KÜÇÜMSENMİŞ İÇTENLİK

ŞÜKRÜ ERBAŞ

“Çırpınıp İçinde Döndüğüm Dünya”da yer alan “Keder” yazısında geçer, “küçümsenmiş içtenlik.” İçinde yaşadığımız çığırından çıkmış bu zamanda, insanın keder duygusundan nasıl kaçtığının ve kederin insanı nasıl insan ettiğinin bir diyalog içinde sorgulandığı bir yazıdır. Yabancılaşmanın bir başka boyutta altının çizildiği bir yazı. Kederin savunusunun yapıldığı bir yazı. Toplum giderek insan olmanın ruhunu yitiriyor. Merhamet bir taş kayıtsızlığına dönüyor. Bencil arzularımız ve acılarımız dışında, başka hayatlarla olan tüm bağlarımız kopuyor. Sevme yetimizi ellerimizle boğuyoruz. Sığınma duygumuzdan utanıyoruz.
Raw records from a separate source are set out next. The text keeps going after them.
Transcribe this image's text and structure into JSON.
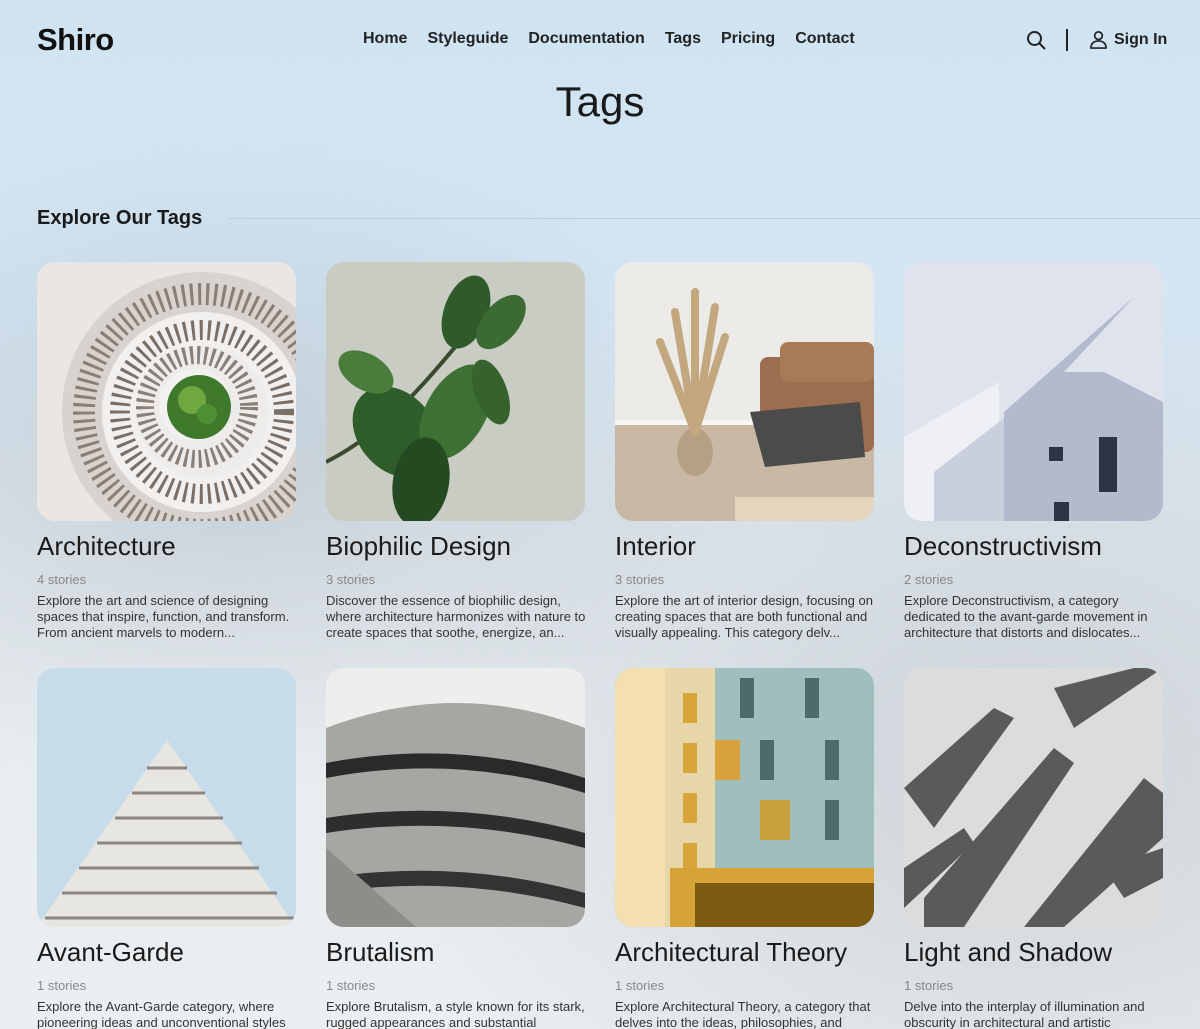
{
  "header": {
    "logo": "Shiro",
    "nav": [
      "Home",
      "Styleguide",
      "Documentation",
      "Tags",
      "Pricing",
      "Contact"
    ],
    "signin_label": "Sign In"
  },
  "page_title": "Tags",
  "section_title": "Explore Our Tags",
  "tags": [
    {
      "name": "Architecture",
      "count": "4 stories",
      "description": "Explore the art and science of designing spaces that inspire, function, and transform. From ancient marvels to modern..."
    },
    {
      "name": "Biophilic Design",
      "count": "3 stories",
      "description": "Discover the essence of biophilic design, where architecture harmonizes with nature to create spaces that soothe, energize, an..."
    },
    {
      "name": "Interior",
      "count": "3 stories",
      "description": "Explore the art of interior design, focusing on creating spaces that are both functional and visually appealing. This category delv..."
    },
    {
      "name": "Deconstructivism",
      "count": "2 stories",
      "description": "Explore Deconstructivism, a category dedicated to the avant-garde movement in architecture that distorts and dislocates..."
    },
    {
      "name": "Avant-Garde",
      "count": "1 stories",
      "description": "Explore the Avant-Garde category, where pioneering ideas and unconventional styles"
    },
    {
      "name": "Brutalism",
      "count": "1 stories",
      "description": "Explore Brutalism, a style known for its stark, rugged appearances and substantial"
    },
    {
      "name": "Architectural Theory",
      "count": "1 stories",
      "description": "Explore Architectural Theory, a category that delves into the ideas, philosophies, and"
    },
    {
      "name": "Light and Shadow",
      "count": "1 stories",
      "description": "Delve into the interplay of illumination and obscurity in architectural and artistic"
    }
  ]
}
Yalnızca çıkarımızın olduğu ilişkiler bir haz veriyor. Birisi bize yarasını gösteriyor, başımızı çeviriyoruz, gülüyoruz, yanından uzaklaşıyoruz. Biz yalnızca kederden kaçmıyoruz ki, kederin ruhumuza işlediği tüm inceliklerden kaçıyoruz. Gövdemizi de kalbimizi de küçümsemeyle hayranlığın çarmıhına gerdik. Başka bir yaşama biçimimiz kalmadı. Nasıl öğrendik, nereden öğrendik aklım almıyor; bir insanı en ince yerinden, içtenliğinden parçalamayı öğrendik.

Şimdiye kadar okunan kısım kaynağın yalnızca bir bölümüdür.